Document accum_t benchmark skew

bernhardmgruber · bernhardmgruber · commit a7eb660e5be5 · 2025-11-11T10:15:26.000+01:00
diff --git a/cub/benchmarks/bench/reduce/base.cuh b/cub/benchmarks/bench/reduce/base.cuh
@@ -122,6 +122,12 @@ void reduce(nvbench::state& state, nvbench::type_list<T, OffsetT>)
   state.add_global_memory_reads<T>(elements, "Size");
   state.add_global_memory_writes<T>(1);
 
+  // FIXME(bgruber): the previous implementation did target cub::DispatchReduce, and provided T as accumulator type.
+  // This is not realistic, since a user cannot set the accumulator type the same way at the public API. For example,
+  // reducing I8 over cuda::std::plus deduces accumulator type I32 at the public API, but the benchmark forces it to I8.

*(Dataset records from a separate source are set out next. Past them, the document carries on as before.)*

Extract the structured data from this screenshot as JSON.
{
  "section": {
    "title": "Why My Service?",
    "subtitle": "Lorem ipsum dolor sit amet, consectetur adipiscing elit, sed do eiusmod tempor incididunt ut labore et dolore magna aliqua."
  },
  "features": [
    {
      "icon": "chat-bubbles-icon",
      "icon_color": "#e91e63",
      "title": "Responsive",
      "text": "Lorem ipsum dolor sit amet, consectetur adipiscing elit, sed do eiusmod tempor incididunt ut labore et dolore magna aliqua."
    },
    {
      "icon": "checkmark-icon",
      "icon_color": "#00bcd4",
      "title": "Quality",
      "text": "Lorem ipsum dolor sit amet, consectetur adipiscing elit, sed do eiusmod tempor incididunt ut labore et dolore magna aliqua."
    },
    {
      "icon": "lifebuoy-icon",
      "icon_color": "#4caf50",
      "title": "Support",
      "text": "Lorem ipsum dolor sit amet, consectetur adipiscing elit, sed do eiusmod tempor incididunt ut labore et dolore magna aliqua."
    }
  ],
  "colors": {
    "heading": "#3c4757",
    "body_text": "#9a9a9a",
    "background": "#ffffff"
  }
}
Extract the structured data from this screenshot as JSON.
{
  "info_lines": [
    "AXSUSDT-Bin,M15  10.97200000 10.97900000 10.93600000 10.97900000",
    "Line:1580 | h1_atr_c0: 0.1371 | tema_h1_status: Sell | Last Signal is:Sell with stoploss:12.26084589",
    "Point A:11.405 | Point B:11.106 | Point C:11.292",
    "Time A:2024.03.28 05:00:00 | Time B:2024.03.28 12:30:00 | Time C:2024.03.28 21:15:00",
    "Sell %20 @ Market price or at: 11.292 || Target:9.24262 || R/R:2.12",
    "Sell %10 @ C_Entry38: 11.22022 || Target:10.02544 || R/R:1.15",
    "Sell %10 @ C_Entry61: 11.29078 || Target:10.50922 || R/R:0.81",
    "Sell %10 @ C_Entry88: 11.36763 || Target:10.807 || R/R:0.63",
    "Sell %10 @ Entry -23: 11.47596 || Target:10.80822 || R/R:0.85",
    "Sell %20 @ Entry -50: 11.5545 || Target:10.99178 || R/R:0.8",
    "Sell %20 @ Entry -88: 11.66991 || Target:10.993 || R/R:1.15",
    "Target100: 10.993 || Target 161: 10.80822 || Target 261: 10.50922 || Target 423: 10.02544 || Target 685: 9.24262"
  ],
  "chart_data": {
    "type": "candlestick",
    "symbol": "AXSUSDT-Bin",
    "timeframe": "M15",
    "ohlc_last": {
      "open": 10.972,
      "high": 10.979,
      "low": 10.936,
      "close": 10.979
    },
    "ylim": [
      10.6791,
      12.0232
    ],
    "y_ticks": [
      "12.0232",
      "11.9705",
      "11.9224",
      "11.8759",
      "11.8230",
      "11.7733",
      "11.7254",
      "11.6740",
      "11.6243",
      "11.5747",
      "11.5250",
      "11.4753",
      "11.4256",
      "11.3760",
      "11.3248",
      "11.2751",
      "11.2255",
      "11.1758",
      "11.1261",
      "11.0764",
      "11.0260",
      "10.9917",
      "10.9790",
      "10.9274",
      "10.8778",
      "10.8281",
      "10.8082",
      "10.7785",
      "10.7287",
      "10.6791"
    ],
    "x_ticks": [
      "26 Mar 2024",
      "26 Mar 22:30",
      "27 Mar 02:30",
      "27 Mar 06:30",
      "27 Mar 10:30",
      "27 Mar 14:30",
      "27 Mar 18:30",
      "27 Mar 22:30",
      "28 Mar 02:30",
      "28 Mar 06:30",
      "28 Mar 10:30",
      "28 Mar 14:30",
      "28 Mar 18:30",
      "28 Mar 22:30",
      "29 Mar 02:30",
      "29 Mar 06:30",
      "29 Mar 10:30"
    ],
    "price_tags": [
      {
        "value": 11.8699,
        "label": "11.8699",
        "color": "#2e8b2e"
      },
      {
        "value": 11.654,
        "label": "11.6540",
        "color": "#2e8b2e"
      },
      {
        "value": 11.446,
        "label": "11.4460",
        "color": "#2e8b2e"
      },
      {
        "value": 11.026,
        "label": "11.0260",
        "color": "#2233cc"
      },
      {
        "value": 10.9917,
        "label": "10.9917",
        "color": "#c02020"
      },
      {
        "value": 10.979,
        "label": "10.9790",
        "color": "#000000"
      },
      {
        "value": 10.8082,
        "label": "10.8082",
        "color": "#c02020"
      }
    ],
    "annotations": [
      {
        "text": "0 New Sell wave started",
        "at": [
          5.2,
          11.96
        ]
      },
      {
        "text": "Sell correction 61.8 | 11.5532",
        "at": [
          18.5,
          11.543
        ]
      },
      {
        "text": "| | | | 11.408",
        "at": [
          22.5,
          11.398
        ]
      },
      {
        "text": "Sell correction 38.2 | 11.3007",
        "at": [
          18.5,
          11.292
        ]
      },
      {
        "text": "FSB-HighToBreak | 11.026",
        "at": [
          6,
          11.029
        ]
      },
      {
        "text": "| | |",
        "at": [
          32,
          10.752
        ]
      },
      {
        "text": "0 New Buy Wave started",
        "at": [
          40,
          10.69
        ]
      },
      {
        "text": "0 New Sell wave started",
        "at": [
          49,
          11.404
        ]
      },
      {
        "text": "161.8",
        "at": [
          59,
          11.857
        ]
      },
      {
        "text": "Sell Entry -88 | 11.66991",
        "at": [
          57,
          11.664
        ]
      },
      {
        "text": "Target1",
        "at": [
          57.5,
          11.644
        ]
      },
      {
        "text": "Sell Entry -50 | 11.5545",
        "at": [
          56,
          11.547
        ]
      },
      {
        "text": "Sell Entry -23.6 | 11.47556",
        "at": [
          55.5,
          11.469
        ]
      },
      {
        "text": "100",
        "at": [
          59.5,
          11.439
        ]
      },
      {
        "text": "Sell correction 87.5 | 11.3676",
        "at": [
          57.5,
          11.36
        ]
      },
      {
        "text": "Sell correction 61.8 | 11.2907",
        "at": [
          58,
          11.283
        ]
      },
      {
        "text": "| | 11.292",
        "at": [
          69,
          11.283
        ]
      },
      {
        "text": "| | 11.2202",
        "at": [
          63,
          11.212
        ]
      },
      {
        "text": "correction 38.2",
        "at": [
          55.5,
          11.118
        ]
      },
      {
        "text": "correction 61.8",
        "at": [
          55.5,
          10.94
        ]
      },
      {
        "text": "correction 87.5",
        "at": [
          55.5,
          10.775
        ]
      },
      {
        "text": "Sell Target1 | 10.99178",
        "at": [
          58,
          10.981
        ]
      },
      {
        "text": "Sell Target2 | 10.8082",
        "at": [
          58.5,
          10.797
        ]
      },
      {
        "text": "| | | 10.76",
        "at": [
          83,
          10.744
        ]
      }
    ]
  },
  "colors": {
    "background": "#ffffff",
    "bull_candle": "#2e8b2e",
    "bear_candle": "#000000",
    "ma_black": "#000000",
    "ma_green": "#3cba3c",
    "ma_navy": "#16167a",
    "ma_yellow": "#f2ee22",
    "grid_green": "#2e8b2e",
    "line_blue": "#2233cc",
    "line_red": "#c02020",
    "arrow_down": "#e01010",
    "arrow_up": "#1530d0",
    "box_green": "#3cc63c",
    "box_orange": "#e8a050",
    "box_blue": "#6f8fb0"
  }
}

+  // This skews the MemBoundScaling, leading to 20% regression for the same tuning when the public API is called (with
+  // accum_t I32) over the benchmark (forced accum_t of I8).
+
   caching_last_alloc_mr mr;
   state.exec(nvbench::exec_tag::gpu | nvbench::exec_tag::no_batch, [&](nvbench::launch& launch) {
     auto env = ::cuda::std::execution::env{